Luna membuka sabuk pengaman yang ia pakai. Saat akan membuka pintu Raihan mencegahnya. Tanpa Luna duga Raihan menarik tengkuknya lalu menyatukan bibir mereka. Luna merasakan kecupan lembut bibirnya, tetapi tidak ada niatan Luna untuk membalasnya.
"Apa yang kau lakukan, Rai?" Luna menarik dirinya lebih dulu.
"Kau lupa dengan hal yang selalu kita lakukan saat berpisah?" tanya Raihan.
"Aku tidak lupa. Hanya ingin melupakan kebiasaan itu," jawab Luna.
"Luna …." Raihan kembali diam tidak tahu lagi harus bicara apa, tetapi yang ia rasakan ucapan Luna menyayat hatinya.
"Kau harus ke kantor, bukan? Pergilah atau kau bisa terlambat nanti," ucap Luna.
"Luna —" Ucapan Raihan langsung dipotong oleh Luna.
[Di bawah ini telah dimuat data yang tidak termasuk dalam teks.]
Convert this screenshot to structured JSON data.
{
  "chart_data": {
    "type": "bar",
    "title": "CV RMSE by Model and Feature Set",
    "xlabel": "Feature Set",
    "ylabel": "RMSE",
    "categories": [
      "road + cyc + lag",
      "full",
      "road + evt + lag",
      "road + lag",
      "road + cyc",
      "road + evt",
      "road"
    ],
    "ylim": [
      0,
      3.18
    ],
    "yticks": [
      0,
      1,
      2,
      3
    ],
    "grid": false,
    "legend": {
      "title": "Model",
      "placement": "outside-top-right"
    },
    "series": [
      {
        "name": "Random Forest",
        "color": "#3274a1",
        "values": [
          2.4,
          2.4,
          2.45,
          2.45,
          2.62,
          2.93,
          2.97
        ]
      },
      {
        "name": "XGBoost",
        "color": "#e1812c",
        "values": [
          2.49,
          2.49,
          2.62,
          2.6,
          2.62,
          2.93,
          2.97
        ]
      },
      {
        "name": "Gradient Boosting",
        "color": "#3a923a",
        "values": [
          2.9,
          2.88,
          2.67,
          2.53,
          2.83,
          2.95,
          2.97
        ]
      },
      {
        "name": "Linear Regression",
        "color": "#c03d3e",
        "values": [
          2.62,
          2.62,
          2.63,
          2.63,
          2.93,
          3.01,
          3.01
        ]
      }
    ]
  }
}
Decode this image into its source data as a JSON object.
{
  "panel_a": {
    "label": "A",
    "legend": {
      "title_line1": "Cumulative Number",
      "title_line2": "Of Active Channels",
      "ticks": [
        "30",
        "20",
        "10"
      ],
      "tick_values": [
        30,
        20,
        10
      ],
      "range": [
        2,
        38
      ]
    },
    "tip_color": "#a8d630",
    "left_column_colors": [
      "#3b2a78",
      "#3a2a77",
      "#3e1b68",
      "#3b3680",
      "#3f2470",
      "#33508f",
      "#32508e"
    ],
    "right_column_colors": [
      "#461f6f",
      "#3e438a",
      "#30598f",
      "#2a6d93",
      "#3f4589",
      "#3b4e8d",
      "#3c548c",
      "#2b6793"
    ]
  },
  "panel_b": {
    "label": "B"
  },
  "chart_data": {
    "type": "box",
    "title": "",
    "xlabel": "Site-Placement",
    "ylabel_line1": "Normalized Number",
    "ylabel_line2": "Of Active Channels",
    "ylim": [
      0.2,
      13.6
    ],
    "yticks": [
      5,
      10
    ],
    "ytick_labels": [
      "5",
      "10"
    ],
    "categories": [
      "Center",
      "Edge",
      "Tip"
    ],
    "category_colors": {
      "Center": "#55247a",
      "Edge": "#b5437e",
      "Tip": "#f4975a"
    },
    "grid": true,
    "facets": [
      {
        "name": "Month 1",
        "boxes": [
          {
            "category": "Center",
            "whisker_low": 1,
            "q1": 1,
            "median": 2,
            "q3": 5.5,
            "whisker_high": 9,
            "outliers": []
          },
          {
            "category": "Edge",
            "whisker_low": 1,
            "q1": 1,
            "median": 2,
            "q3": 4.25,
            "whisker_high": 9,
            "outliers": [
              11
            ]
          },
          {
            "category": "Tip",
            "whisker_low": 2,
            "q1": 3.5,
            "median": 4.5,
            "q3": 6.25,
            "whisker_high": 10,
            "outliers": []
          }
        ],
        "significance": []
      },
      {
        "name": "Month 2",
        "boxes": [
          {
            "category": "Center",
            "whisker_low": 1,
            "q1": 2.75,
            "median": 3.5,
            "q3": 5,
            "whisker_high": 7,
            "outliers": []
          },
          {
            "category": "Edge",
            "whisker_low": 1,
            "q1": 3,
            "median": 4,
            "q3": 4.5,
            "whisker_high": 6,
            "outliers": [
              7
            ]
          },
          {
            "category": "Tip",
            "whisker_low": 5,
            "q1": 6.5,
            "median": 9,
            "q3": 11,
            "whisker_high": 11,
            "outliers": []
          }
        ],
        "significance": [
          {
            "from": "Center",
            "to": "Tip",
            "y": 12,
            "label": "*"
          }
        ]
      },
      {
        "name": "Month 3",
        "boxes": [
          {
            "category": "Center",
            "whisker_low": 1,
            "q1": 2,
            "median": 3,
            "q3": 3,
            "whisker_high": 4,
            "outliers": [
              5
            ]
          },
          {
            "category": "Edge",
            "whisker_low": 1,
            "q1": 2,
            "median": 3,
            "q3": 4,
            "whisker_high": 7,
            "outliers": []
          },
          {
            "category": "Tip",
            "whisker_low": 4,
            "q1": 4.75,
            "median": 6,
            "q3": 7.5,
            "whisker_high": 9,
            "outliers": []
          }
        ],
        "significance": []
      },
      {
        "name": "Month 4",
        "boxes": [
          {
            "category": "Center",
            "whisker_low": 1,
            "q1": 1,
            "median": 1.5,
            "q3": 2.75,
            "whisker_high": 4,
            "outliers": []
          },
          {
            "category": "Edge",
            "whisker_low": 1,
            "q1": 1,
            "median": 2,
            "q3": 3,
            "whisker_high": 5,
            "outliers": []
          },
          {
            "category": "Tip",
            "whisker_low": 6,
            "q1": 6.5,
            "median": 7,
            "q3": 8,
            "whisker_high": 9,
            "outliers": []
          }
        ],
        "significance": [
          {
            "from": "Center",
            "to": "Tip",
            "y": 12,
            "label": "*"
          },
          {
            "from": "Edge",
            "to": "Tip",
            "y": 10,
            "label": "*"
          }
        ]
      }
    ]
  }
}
"Rai … aku lelah. Aku tidak ingin berdebat," ucap Luna.
"Baiklah." Raihan pasrah dengan sikap dingin Luna. Ia sadar itu pantas ia dapatkan atas apa yang sudah ia lakukan tehadap Luna. "Jaga dirimu baik-baik. Jika ada apa-apa kabari aku langsung," ucap Raihan.
"Hmmm. Hati-hati di jalan," ucap Luna tanpa sadar. Setelah ia sadar, Luna merasa menyesal sudah mengatakan kata itu.
Akan tetapi bagi Raihan ucapan Luna sedikit mengobati luka di hatinya. Raihan tersenyum, ia tahu dan yakin meskipun Luna marah, tetapi sang kekasih masih tetap mengkhawatirkan dirinya.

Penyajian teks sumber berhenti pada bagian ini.